Chickentown, Minnesota, ist die langweiligste Stadt im Land. 36 793 Einwohner, Zentrum der Geflügelproduktion, Felder und Grassteppen bis an den Horizont. Wie die bedauernswerte Candy Quackenbush berichtet, beherbergt dieser Ort mehr beschissene Hühner als Menschen, von bescheuerten Individuen wie Candys besoffenem Vater oder ihrer Lehrerin, Miss Schwartz, nicht zu reden. Nix wie weg, sagt sich deshalb die 15-Jährige nach einem furchtbaren Tag und läuft und läuft die Lincoln Street hinunter bis zum Rand der Stadt. Dead End Street?

Von wegen. Spätestens hier, wo der Asphaltbelag endet und die Grassteppe beginnt, sollten wir uns in die Obhut des Erzählers begeben, der versichert, er wolle mit seinem Fantasy-Roman Abarat ein grenzenloses Buch schreiben, dessen Blätter sich in fantastischer Fülle zerstreuen. Drohung oder Segen? Da der Erzähler Clive Barker heißt, dürften jene, die sich im Windschatten von Candy Quackenbush bewegen, gefährlichen Zeiten und fantastisch bunten Welten ins Auge blicken. Der Autor lebt und arbeitet in Beverly Hills, schrieb zahlreiche Romane und Drehbücher, von denen unter anderem Hellraiser, Candy Man und Lord of Illusions verfilmt wurden. Mit seiner schillernden und ausufernden Berufsbiografie macht Clive Barker sogar dem kalifornischen Fantasy-Multitalent Tad Williams Konkurrenz.

Auf Teil 1 der von Karsten Singelmann übersetzten Fantasy-Saga werden noch drei Bände folgen, denn Barkers reich bebilderte Träume weisen tatsächlich gegen unendlich. Schon auf den ersten 500 Seiten breitet sich Candys Geschichte aus wie die Vegetation einer tropischen Insel nach der Regenzeit.
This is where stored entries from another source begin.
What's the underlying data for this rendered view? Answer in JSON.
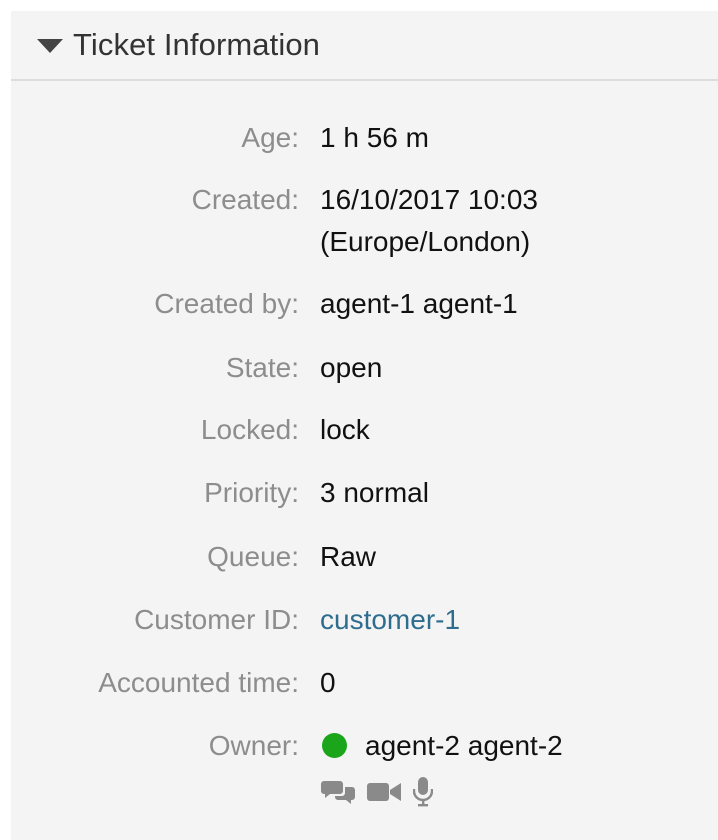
{
  "widget": {
    "title": "Ticket Information"
  },
  "fields": {
    "age": {
      "label": "Age:",
      "value": "1 h 56 m"
    },
    "created": {
      "label": "Created:",
      "value_line1": "16/10/2017 10:03",
      "value_line2": "(Europe/London)"
    },
    "created_by": {
      "label": "Created by:",
      "value": "agent-1 agent-1"
    },
    "state": {
      "label": "State:",
      "value": "open"
    },
    "locked": {
      "label": "Locked:",
      "value": "lock"
    },
    "priority": {
      "label": "Priority:",
      "value": "3 normal"
    },
    "queue": {
      "label": "Queue:",
      "value": "Raw"
    },
    "customer_id": {
      "label": "Customer ID:",
      "value": "customer-1"
    },
    "accounted_time": {
      "label": "Accounted time:",
      "value": "0"
    },
    "owner": {
      "label": "Owner:",
      "value": "agent-2 agent-2",
      "status": "online",
      "status_color": "#1aa51a",
      "actions": [
        "chat-icon",
        "video-call-icon",
        "microphone-icon"
      ]
    }
  },
  "colors": {
    "panel_bg": "#f4f4f4",
    "label": "#8d8d8d",
    "value": "#111111",
    "link": "#2f6d8f"
  }
}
Bleibt zu hoffen, dass der fantastischen Zerstreuung eine Sammlung folgt. In einem Appendix zum Roman philosophiert der lebenskluge Samuel Hastrim Klepp von der Insel Yebba Dim Day, man müsse das flache Brot dessen, was uns vertraut ist, mittels der Hefe dessen aufgehen lassen, was wir uns erträumen. In Band 1 lässt Clive Barker den Teig nach allen Regeln der Fantasy-Kunst aufgehen, mit einer eigenwilligen, gewitzten Interpretation der bekannten Stereotypen des Genres. Was mit Candy geschieht, als sie den festen Boden der Lincoln Street hinter sich lässt, das erträumen wir wohl alle, wenn in unseren Chickentowns wieder mal die Hühnerkacke am Dampfen ist: Da steht ein halb verfallener Leuchtturm in der Landschaft, es riecht nicht nur nach Meer, das Meer ist plötzlich da, mitten in Minnesota. Wir lassen uns, unterstützt von seltsamen Gestalten, auf den Wellen davontragen in den Archipel von Abarat, wo es für jede Stunde des Tages eine Insel gibt und für die 25. Stunde ein Eiland außerhalb von Raum und Zeit. Ungezählte (natürlich englisch sprechende) Lebensformen bevölkern dieses Paralleluniversum, zu Lande, zu Wasser und in der Luft, gutmütige, harmlose, gefährliche und zutiefst bösartige Kreaturen. Barkers über die Seiten gestreutes illustriertes Bestiarium legt davon lebhaft Zeugnis ab. Und schon schwelt (vermutlich tobt er bald) wieder einmal ein Kampf zwischen magischen Despoten und geschäftstüchtigen Psychopathen um die Weltherrschaft.

Nicht zuletzt wegen der Vielzahl der Bilder bietet der Heyne Verlag vorerst nur ein Buchkunstwerk in einer limitierten und nummerierten Luxusausgabe an.

Der zweite Band, Tage der Wunder, erscheint in gleicher Aufmachung im Herbst.

Fantasy-Fans, die sich solche Extravaganzen nicht leisten können, müssen auf die Taschenbuchausgabe warten oder sich die englischsprachigen Bücher besorgen.